The crime involves the intentional killing, destruction or extermination of groups or members of a group because of their racial or ethnic identity. The terrorist campaign by Arafat against Israelis, including the suicide-bomb massacres, constitutes genocide. Anyone who orders, solicits or induces another to commit genocide is guilty of genocide. The incitement to kill Jews on Palestinian television, in Palestinian schools and mosques, is evidence of a genocidal motive.
In 1946 the UN General Assembly recognised the concept of crimes against humanity. Crimes against humanity can be committed in either times of peace or armed conflict. Three features of the Palestinian Authority's campaign of terror against Israelis bring it inside the definition of crimes against humanity. First, the shootings and bombings are being committed as part of a widespread or systematic attack. Second, they are directed against a civilian population, Israelis. Third, they are committed under an "organisational policy" on the part of the PA and its associated terrorist bands.
The PA launched a terrorist war against Israel as it was refusing to negotiate a peace treaty with Israel at Camp David in 2000.
It has engaged in serial killings of Israeli civilians. It has used unlawful weapons (e.g. bombs containing nails). It has killed captured Israeli soldiers. It has conscripted children to participate in hostilities. In Jenin, the terrorists used civilians as human shields. They also failed to take proper precautions to protect civilians in Jenin, contrary to the Geneva Convention of 1949.
To their shame, the UN and the EU allow Arafat to conduct his genocidal campaign against Israelis with impunity. Indeed, they have sought to ripen Arafat's fascist rule into a false democratic heat. They failed to exercise due diligence while Arafat organised a terror apparatus comprising anti-Semitic ideology, trained killers, weapons, and money. They failed to hold him to account. They allowed him to mire the Palestinian people in poverty, arbitrary rule, injustice, and corruption.
Israel has no obligation to negotiate with Arafat and his administration. No one since Hitler has more innocent Jewish blood on his hands. Israel and the USA are perfectly entitled to refuse to recognise a leader who acts illegitimately. The demand that Palestinians find an uncontaminated leadership is reasonable.
On this issue, Kofi Annan should be sidelined. He is compromised. Under UN Security Council resolution 1296 (2000) Kofi Annan, as UN secretary-general, is required to inform the UN Security Council when armed elements have entered a UN refugee camp. Indeed, in respect of refugee camps in Africa, Annan wrote that refugee camps "must be kept free from any military presence or equipment" and stressed that the camp's humanitarian character "must be scrupulously maintained". He failed to perform this obligation in respect of the UN camp in Jenin, the suicide bomber capital.
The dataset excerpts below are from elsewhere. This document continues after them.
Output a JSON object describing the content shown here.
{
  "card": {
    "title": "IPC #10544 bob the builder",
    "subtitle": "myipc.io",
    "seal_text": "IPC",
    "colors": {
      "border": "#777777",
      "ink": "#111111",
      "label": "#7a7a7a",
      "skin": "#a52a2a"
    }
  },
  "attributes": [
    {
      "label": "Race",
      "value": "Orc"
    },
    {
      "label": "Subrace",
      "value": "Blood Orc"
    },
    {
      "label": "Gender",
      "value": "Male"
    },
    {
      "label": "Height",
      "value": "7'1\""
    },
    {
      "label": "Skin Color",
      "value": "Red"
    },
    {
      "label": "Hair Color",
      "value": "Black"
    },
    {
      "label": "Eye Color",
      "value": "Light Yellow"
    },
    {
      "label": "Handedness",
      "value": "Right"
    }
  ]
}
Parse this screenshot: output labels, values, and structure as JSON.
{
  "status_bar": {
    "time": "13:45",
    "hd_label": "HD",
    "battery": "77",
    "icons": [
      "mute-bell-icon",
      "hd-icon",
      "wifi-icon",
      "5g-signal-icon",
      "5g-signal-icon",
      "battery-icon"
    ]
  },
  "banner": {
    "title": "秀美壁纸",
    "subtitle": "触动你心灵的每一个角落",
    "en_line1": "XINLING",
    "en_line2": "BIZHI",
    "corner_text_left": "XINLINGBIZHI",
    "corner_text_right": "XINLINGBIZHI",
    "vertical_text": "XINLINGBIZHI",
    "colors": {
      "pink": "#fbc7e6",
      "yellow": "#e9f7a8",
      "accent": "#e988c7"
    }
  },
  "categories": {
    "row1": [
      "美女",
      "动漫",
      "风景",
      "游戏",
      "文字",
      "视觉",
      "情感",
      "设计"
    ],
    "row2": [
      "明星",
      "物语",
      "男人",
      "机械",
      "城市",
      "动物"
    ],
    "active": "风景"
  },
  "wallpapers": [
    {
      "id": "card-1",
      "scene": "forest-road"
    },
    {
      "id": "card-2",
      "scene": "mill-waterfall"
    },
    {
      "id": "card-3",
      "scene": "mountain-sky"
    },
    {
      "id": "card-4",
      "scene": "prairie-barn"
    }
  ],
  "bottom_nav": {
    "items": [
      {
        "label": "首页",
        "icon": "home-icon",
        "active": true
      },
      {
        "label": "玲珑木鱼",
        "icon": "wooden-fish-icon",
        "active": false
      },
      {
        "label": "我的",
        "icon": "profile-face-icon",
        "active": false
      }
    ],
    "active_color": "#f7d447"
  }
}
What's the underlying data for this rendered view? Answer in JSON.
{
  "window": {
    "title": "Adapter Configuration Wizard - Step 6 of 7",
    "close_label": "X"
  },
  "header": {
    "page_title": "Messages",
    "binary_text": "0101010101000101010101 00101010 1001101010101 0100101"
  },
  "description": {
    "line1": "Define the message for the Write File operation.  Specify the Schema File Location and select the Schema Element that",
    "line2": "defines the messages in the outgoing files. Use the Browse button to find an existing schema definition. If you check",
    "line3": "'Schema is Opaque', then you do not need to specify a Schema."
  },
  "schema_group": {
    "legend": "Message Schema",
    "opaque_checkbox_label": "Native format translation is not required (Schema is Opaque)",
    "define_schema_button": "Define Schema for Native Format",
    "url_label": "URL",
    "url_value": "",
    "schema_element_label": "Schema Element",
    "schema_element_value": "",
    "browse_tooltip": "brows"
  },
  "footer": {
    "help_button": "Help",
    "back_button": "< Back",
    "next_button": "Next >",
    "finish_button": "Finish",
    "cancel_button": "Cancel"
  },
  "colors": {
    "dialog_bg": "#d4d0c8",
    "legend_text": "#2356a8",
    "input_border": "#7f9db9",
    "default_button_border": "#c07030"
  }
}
Bravely, Bush has set the benchmarks for the endorsement of "a Palestinian state whose borders and certain aspects of its sovereignty will be provisional until resolved as part of a final settlement in the Middle East". Palestinians must reject terror, build a true constitutional democracy "based on tolerance and liberty", promote economic reform and development, pursue transparent financial reform, organise accountable and responsible security services, and show a willingness to settle disputes by negotiation.
Bush's speech does not pace out the limits of the form, competences and territory of the proposed provisional Palestine. But the message should be clear: The Palestinian Authority must end its terror against Israel, reform its structure, and negotiate in good faith with Israel, on the basis of the land-for-permanent-peace principle.